Eat and drink sensibly:

Caffeinated and alcoholic beverages can cause your body to lose heat more rapidly. Drink warm beverages or broth to maintain body temperature.

Check on neighbors and elderly relatives:

Colder weather can put the elderly at higher risk for health problems and restrict them to their homes due to severe weather. When subzero temperatures occur, be sure to check on elderly neighbors and relatives to make sure that their home is adequately heated and that they have the necessary food and other items they need.

Travel safely:

Before you pack up the car and hit the road this season, check the weather forecast. Slow down when driving. Be aware that ice patches can form on bridges, overpasses, and ramps when the rest of the streets are simply wet. It is also a good idea to pack a winter weather emergency kit in your car, complete with extra clothing and blankets, a shovel, sand or cat litter for traction and non-perishable snacks and water.

"Injuries and illnesses related to cold weather are preventable," Franaszek said. "Babies are especially vulnerable to the cold so make sure they are bundled up.

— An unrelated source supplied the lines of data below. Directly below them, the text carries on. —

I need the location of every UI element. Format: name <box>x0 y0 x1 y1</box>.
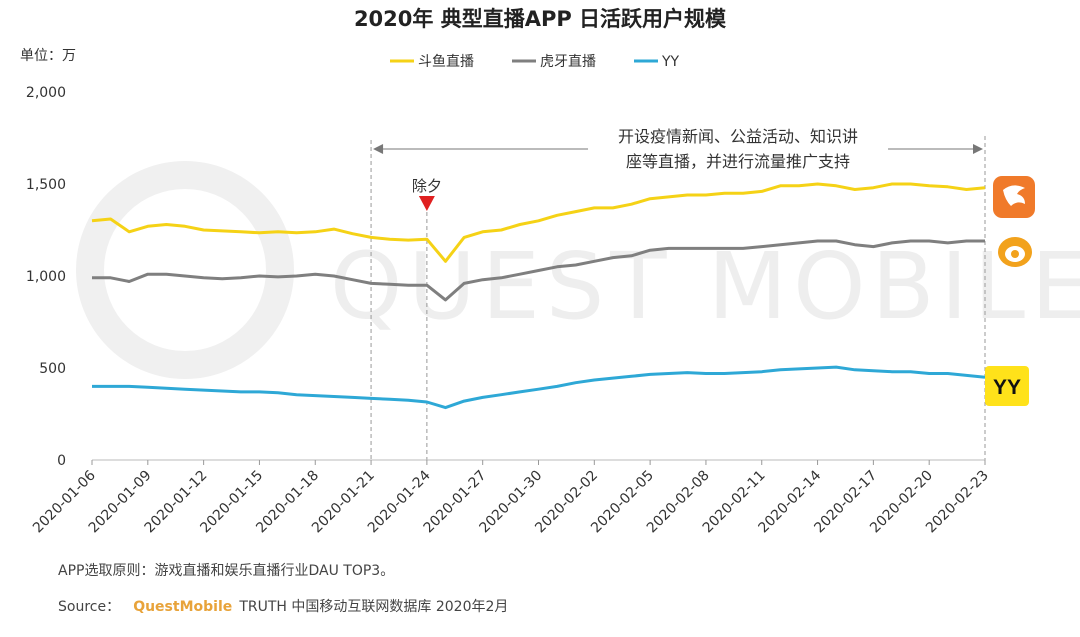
y-tick-label: 1,500 <box>26 177 66 193</box>
footer-source-text: TRUTH 中国移动互联网数据库 2020年2月 <box>238 599 508 615</box>
footer-criteria: APP选取原则：游戏直播和娱乐直播行业DAU TOP3。 <box>58 562 394 579</box>
range-label-line1: 开设疫情新闻、公益活动、知识讲 <box>618 127 858 146</box>
legend-label: YY <box>661 54 680 70</box>
chart-title: 2020年 典型直播APP 日活跃用户规模 <box>354 7 727 31</box>
eve-marker-icon <box>418 196 435 211</box>
x-axis: 2020-01-062020-01-092020-01-122020-01-15… <box>30 459 992 536</box>
yy-badge-text: YY <box>993 376 1021 399</box>
footer-source-label: Source： <box>58 599 120 615</box>
y-tick-label: 1,000 <box>26 269 66 285</box>
y-tick-label: 2,000 <box>26 85 66 101</box>
legend-label: 虎牙直播 <box>540 53 596 70</box>
legend-label: 斗鱼直播 <box>418 53 474 70</box>
arrow-head-right-icon <box>973 144 983 154</box>
footer-source-brand: QuestMobile <box>133 599 232 615</box>
annotation-group: 开设疫情新闻、公益活动、知识讲 座等直播，并进行流量推广支持 除夕 <box>370 127 986 460</box>
arrow-head-left-icon <box>373 144 384 154</box>
series-line-斗鱼直播 <box>91 182 986 263</box>
eve-label: 除夕 <box>412 177 442 195</box>
yy-logo-icon: YY <box>985 366 1029 406</box>
unit-label: 单位：万 <box>20 48 76 64</box>
watermark: QUEST MOBILE <box>76 161 1080 379</box>
series-line-虎牙直播 <box>92 239 985 302</box>
y-tick-label: 500 <box>39 361 66 377</box>
series-lines <box>91 182 986 410</box>
range-label-line2: 座等直播，并进行流量推广支持 <box>626 152 850 171</box>
douyu-logo-icon <box>993 176 1035 218</box>
y-axis: 0 500 1,000 1,500 2,000 <box>26 85 66 469</box>
footer-source: Source： QuestMobile TRUTH 中国移动互联网数据库 202… <box>58 596 508 615</box>
huya-logo-icon <box>998 237 1032 267</box>
series-line-YY <box>92 365 986 410</box>
legend: 斗鱼直播 虎牙直播 YY <box>390 53 680 70</box>
y-tick-label: 0 <box>57 453 66 469</box>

Much heat loss occurs from the head so wearing suitable headgear, as your mother always said, is important. It's really all about taking simple precautions that will keep you safe this season."

Shovel Snow Safely by Knowing Your Heart Disease Risk Factors

Dress appropriately:

Cold temperatures slow circulation to the body's extremities. Wear layered clothing, gloves and a hat to help maintain body temperature and circulation.

Don't procrastinate:

The longer the snow sits on the ground, the more compact it becomes. The more compact the snow is, the more exertion it takes to move it. Get out there at first snowfall and plan to make repeat trips.

Take it easy:

Start slowly, take breaks as necessary and try not to do the entire job at once.


Your body needs hydration, even in frigid weather. Drink water regularly to prevent dehydration and don't drink alcohol before shoveling.

Avoid heavy meals:

Digestion strains the heart, so don't eat a meal before shoveling. Choose a protein-rich snack instead for a quick energy source.

Lift small amounts:

Use a small shovel and lift with your legs and buttocks instead of your back to avoid strain on the heart, back and neck. Aim to clear four to six inches per shovel load.

Listen to your body:

Your body knows best. If you are feeling winded or overexerted while shoveling, go inside and rest. Be on the lookout in particular for shortness of breath, chest, throat or arm discomfort or tightness, or lightheadedness. Seek medical attention if those symptoms persist.

Quick Facts:

When exposed to cold temperatures, your body begins to lose heat faster than it can be produced. It is very important to remember to take caution during extremely cold temperatures and severe winter weather to prevent injuries and illness, such as hypothermia and frostbite. Hypothermia occurs most commonly at very cold environmental temperatures, but can occur even at cool temperatures (above 40 degree F) if a person becomes chilled from rain, sweat, or submersion in cold water.